Oregonians aren’t required to report positive COVID-19 test results to the state. Sidelinger estimates that for every positive case that’s reported by the state, there are likely 30 others that aren’t counted.

A report published by University of Oregon researchers on Sunday suggests the state make it easier for people to self-report. When someone tests positive, they can either call in their results or fill out a survey online, which can take 20 to 45 minutes.

“Do you want to spend 45 minutes to fill out a survey that has a tremendous amount of information, potentially personal information?” said Benjamin Clark, co-director of the Institute for Policy Research and Engagement at University of Oregon, who co-authored the report. “That just seems pretty irrelevant to most Oregonians.”

The survey should only take up to 2 minutes, Clark said. That could help the state better track cases to gauge COVID’s current impact on Oregonians.

But many of the questions asked in the survey — like age, gender identity, race, and disability status — are required to appear on the form by state law, according to Sidelinger. However, those questions are optional, so people can skip through the ones they don’t want to answer.

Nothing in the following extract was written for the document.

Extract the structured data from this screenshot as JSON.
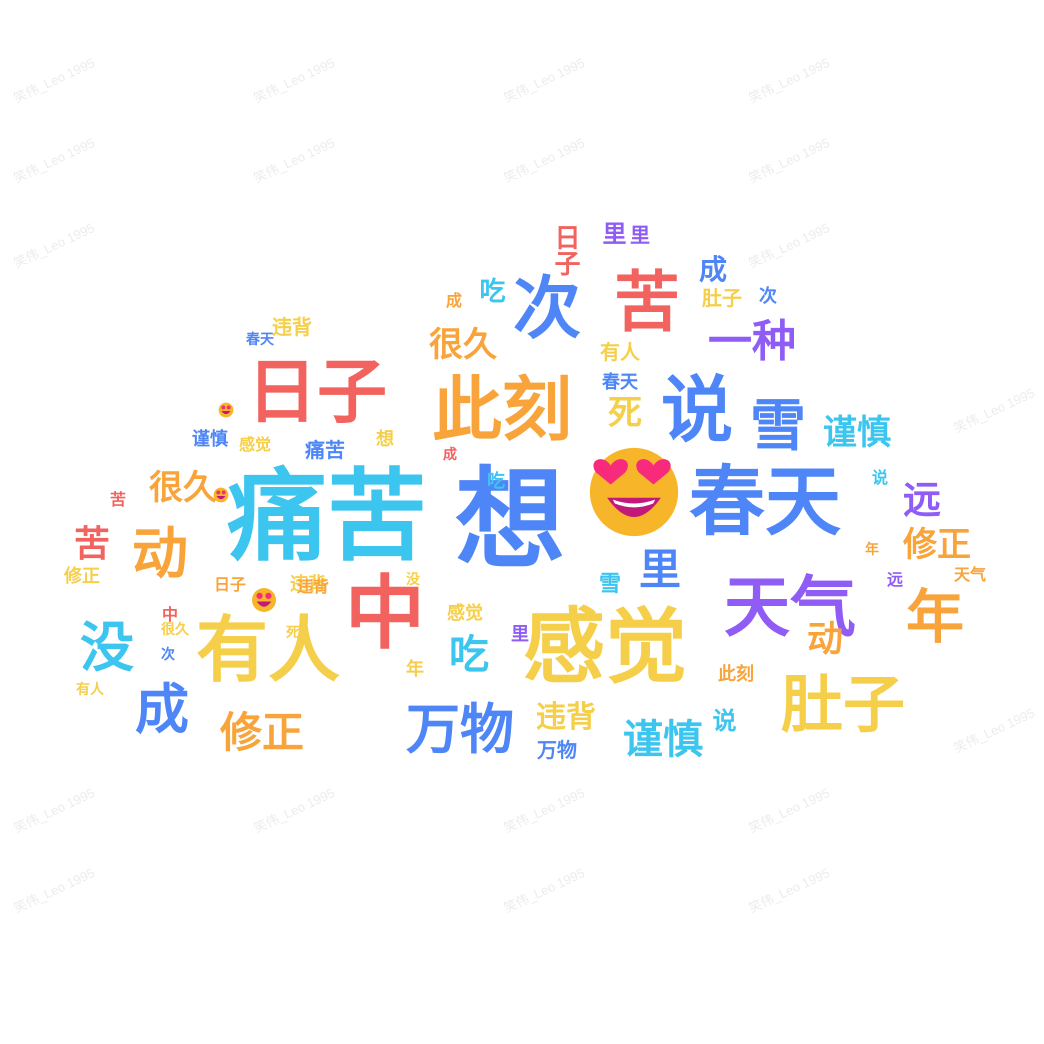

Health officials are relying more on hospitalization and wastewater data to estimate COVID’s impact, Sidelinger said.

The report out of University of Oregon is based on a survey that garnered about 700 responses. Clark said the respondents, who lived in a mix of rural and urban areas, didn’t know that COVID cases were increasing with the latest Omicron variant.

“People’s perception of the pandemic today is not necessarily accurate,” Clark said. “There was a large percentage of people in the state that felt like things were staying the same or getting better, when in fact they were getting worse.”

In addition to calling on the state to improve its self-reporting processes, the report suggests health officials focus on getting more children vaccinated.

“Even in adults that are vaccinated themselves, they’re still pretty hesitant to get their kids vaccinated,” Clark said.

He added that health officials should continue directing people to their doctors and pediatricians for information because people who are hesitant about vaccines for their children are more likely to trust their doctor’s advice.

Clark said his team plans on publishing another report next month, this time assessing the economic impacts of COVID, as well as the long-term side effects.